As they climbed the age-worn steps to the front door, it was flung open and a small, dainty female with blond ringlets and round pale blue eyes swept regally toward them. Annabella. Dressed in pale lavender silk trimmed with fine Belgian lace, she was young and very pretty in the vapid sort of way Beth had always imagined English beauties.

      
“Oh, Derrick, dear brother! 'Tis so good to see you in this time of trial,” she said, dabbing at nonexistent tears with a lacy kerchief, careful that her perfect cream and rose complexion not be marred in the slightest. She bussed his cheek with more than sisterly enthusiasm in Beth's opinion.

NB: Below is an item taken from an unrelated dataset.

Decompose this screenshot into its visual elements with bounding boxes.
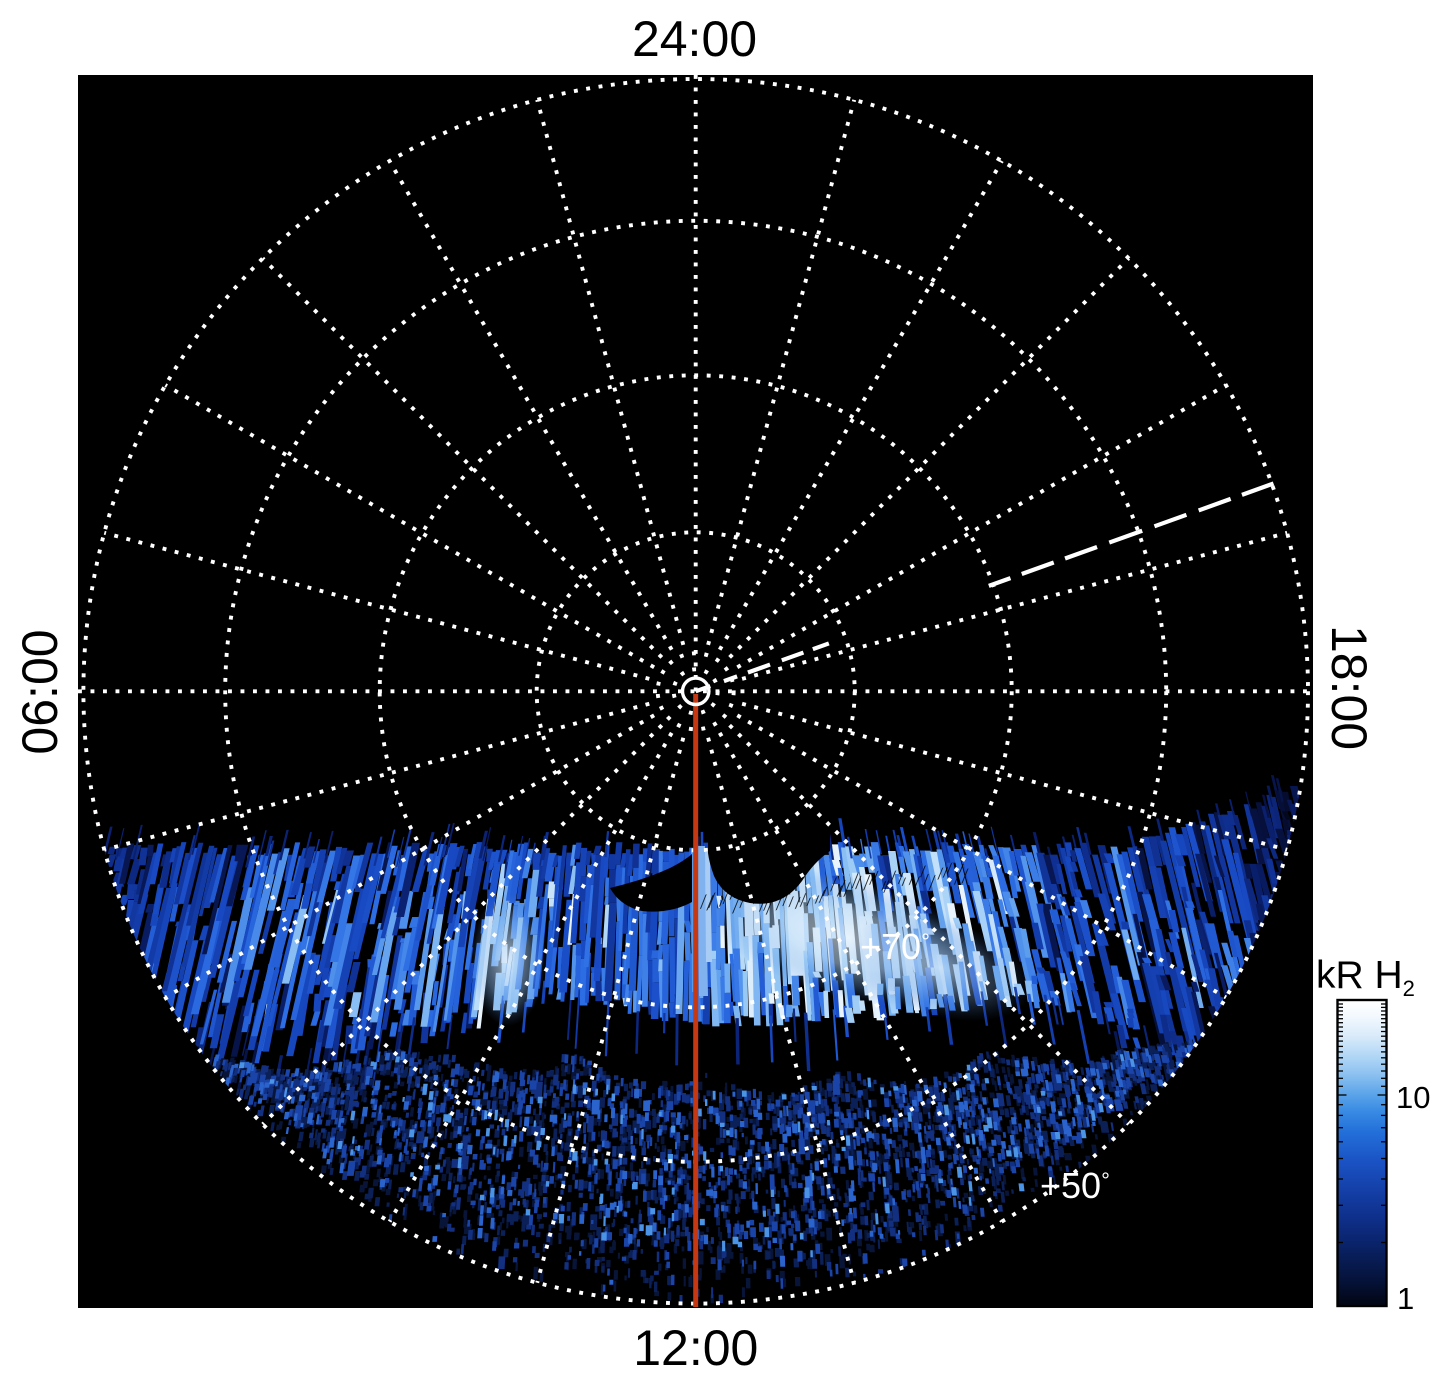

“How have you been, Bella? And your daughter—Constance, is it not?” he inquired politely, taking her busy little hands from about his neck and holding them discreetly between his.

      
“Constance is an absolute darling. She'll be walking in no time, or so the nurse tells me,” she said dismissively, batting her eyes at Derrick.

      
Barking loudly, Percy chose that moment to jump from behind a carriage wheel, where he'd been attending to a call of nature. “Ooh!” Annabella shrieked, jumping back as if the tail-wagging greeting were the attack snarl of a Bengal tiger.

      
“Pay no mind to Sir Percival, he doesn't bite,” Beth said, kneeling to give the dog a calming pat.

      
“This must be your bride,” Annabella said, recovering her voice as Beth stood up, towering over the diminutive widow. “Twas very wicked of you, dear Derrick, not to let anyone know where you've been these past years—and to marry abroad and not tell us!”

      
“Bella, may I present my wife Elizabeth? Everyone calls her Beth.” Derrick's hand pressed the small of her back, urging her forward. “Beth, this is your new sister-in-law Annabella.”

      
“Beth, how charming. I'm certain we shall become great friends,” Annabella said with cloying sweetness that indicated to Beth that she'd best beware of the Englishwoman whose title she'd usurped. “Our solicitors informed me that you're from the colonies.”

      
Beth could imagine being American was only slightly more acceptable than being a leper. “Yes, I am American, from Savannah, Georgia.”

      
“But you wed dear Derrick in Naples? That was where they finally ran you to ground, was it not, you naughty fellow?” she said, turning back to him.

      
Derrick only smiled that calm, noncommittal spy's smile of his and replied, “Naples is a very romantic city, Bella. You must visit it one day,” he added as he ushered the women inside.

      
When the dog followed, Annabella looked askance at him but said nothing until Derrick explained, “Beth is quite fond of the rascal. We shall see that he's confined to our apartments, won't we, m'dear?”

      
Before she could reply, Annabella had recovered and began prattling. “Of course, propriety demands that I wait until my full year of mourning for poor Leighton is over before I can throw a gala to properly welcome you home, but I have arranged for dear Cousin Bertie and a few old friends to join us for dinner this evening. If that is all right with you?” she said to Derrick.

      
“My wife might be overtaxed from our long journey,” he replied, turning to Beth as they entered a long narrow foyer cluttered with Louis XV furniture and a depressing array of bric-a-brac. “She is expecting the Lynden heir in late spring.”